In highly repetitive tasks, robots are all-rounders capable of handling everything, including trivial chores. A security inspection robot, for example, is capable of agile movement and can take panoramic images on a construction site, allowing management to view any alarming scenarios and on-site conditions in real time. Another example is the cleaning robot, which can remove small stones and dust from construction floors via a fully automated operating system. The machine is capable of cleaning up to 500 sq m of floor area per hour. As for underground work, welding robots can reduce the workforce by 50% and improve efficiency by 30%. A large proportion of the robots being used on the project are made in China or have Chinese origins.

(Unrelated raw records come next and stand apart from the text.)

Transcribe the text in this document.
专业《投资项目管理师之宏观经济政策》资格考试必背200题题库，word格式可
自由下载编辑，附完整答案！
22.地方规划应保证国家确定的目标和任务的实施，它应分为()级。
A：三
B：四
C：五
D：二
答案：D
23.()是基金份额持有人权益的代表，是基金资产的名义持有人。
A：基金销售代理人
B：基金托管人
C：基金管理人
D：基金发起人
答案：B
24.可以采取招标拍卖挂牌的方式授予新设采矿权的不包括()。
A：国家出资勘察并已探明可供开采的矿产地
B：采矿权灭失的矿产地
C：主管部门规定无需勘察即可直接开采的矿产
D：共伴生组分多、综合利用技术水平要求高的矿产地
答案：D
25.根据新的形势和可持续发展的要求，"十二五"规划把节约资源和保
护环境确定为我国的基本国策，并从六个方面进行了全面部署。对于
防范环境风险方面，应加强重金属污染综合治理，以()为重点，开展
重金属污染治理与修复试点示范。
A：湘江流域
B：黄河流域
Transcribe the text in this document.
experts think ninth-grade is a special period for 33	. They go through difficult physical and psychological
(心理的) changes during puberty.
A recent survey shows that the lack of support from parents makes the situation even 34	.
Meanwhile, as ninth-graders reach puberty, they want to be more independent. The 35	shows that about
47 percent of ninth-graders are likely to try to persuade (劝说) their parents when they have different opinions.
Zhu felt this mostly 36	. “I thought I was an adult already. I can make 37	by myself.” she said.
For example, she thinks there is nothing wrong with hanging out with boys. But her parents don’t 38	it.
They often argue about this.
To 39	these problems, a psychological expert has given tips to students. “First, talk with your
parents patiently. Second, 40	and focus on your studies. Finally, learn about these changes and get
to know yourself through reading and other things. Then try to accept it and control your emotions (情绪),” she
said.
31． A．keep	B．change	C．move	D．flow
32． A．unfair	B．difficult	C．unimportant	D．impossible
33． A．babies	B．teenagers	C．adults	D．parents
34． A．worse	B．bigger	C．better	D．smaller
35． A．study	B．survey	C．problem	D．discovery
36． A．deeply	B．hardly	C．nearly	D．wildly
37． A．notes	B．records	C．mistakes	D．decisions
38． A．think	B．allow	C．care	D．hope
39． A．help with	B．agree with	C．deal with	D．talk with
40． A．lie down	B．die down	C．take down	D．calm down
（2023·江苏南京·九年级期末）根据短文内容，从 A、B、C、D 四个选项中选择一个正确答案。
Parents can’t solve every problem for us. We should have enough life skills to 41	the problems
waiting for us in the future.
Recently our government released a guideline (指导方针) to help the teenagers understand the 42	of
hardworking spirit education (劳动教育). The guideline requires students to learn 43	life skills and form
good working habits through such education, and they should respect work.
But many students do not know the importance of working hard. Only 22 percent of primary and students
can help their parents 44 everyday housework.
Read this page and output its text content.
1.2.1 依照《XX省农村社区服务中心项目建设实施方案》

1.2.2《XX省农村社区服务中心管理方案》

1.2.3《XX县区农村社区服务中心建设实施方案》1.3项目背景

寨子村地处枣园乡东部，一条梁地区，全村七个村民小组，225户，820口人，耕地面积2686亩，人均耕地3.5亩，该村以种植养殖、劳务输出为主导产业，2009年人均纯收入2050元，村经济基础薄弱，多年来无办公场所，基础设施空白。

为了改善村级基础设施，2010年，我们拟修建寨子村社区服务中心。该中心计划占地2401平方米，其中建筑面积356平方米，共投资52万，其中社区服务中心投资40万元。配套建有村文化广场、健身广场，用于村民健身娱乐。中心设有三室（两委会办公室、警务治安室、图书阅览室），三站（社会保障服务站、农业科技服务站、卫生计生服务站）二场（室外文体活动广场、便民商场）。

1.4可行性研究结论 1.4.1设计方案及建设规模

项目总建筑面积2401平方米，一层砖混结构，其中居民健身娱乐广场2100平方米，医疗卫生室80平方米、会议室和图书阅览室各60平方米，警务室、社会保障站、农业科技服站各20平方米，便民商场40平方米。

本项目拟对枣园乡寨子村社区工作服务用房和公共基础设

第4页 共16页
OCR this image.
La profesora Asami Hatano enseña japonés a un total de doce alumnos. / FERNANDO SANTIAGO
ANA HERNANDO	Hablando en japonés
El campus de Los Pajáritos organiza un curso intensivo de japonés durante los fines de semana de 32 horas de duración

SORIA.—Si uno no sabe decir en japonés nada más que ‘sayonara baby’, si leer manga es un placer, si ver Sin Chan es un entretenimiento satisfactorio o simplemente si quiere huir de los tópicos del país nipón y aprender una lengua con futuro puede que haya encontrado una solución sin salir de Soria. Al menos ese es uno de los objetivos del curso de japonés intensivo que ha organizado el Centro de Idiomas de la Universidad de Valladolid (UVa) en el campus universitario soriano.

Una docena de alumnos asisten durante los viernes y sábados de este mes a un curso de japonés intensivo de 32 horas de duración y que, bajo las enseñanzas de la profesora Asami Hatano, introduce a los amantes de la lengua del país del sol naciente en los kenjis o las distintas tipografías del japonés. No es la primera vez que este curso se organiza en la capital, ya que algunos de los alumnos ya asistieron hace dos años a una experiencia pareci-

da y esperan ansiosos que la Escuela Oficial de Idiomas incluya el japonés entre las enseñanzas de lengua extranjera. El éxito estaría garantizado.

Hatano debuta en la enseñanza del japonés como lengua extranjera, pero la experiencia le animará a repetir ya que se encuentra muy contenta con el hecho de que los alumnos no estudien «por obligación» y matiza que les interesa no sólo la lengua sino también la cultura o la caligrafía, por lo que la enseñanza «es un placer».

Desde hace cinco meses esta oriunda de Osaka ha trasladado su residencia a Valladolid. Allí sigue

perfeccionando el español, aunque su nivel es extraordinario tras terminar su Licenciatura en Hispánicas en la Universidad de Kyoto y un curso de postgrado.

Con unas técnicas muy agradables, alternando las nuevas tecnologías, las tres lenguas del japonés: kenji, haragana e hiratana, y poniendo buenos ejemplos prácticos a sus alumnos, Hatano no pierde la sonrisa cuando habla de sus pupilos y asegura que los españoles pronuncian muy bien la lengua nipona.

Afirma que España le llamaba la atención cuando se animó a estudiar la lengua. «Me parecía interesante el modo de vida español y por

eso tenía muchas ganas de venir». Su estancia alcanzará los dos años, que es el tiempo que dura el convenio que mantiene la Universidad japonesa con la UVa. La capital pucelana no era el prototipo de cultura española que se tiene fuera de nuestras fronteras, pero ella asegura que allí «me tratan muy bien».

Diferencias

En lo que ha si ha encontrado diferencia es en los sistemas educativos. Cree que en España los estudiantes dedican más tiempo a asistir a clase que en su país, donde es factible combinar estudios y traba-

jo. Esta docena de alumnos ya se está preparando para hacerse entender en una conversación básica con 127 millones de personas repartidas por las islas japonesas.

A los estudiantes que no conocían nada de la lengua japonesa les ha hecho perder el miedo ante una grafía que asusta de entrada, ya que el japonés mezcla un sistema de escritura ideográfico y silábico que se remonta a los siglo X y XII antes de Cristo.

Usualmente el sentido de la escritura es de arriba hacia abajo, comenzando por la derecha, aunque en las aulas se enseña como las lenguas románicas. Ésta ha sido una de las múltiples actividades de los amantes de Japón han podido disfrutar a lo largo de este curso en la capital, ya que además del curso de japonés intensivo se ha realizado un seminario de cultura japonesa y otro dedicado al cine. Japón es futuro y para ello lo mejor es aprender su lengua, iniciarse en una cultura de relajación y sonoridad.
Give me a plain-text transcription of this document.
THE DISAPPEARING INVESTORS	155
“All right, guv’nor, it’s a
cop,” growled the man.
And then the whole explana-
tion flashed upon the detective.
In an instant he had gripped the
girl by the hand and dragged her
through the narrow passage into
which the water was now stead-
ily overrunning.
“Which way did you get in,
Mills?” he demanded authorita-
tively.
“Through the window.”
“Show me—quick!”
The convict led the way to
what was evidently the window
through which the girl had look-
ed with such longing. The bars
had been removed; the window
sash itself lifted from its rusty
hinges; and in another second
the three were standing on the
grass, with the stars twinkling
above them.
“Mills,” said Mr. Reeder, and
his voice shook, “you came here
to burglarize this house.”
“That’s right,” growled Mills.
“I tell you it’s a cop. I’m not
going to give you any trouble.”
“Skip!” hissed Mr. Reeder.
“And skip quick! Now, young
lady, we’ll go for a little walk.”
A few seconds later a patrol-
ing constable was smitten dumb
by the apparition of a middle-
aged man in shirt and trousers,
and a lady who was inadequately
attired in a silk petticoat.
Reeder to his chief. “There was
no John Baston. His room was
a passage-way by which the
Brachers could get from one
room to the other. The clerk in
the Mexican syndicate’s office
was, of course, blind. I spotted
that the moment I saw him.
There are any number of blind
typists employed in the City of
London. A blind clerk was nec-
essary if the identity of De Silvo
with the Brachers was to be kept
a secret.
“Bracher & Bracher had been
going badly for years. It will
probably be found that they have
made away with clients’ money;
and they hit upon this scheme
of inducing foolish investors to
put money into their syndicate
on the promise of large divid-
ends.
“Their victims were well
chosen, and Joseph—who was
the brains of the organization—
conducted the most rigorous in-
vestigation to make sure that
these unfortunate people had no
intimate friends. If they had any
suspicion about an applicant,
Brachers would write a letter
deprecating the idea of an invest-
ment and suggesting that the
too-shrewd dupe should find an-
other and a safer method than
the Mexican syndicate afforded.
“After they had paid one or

The new terminal will add 50 million additional annual passenger trips to the airport’s capacity. Shanghai Pudong International Airport received nearly 85 million passenger trips by the end of 2025, exceeding its design capacity of 80 million. China has a robot density of 166 per 10,000 workers, ranking sixth in Asia and 22nd globally, according to a report from the International Federation of Robotics. South Korea tops the rankings at 1,220, followed by Singapore at 818. Shanghai’s current density level of robots is 500. If it reaches the target of 600 by 2028, it would rank third behind South Korea and Singapore, the China Daily reports.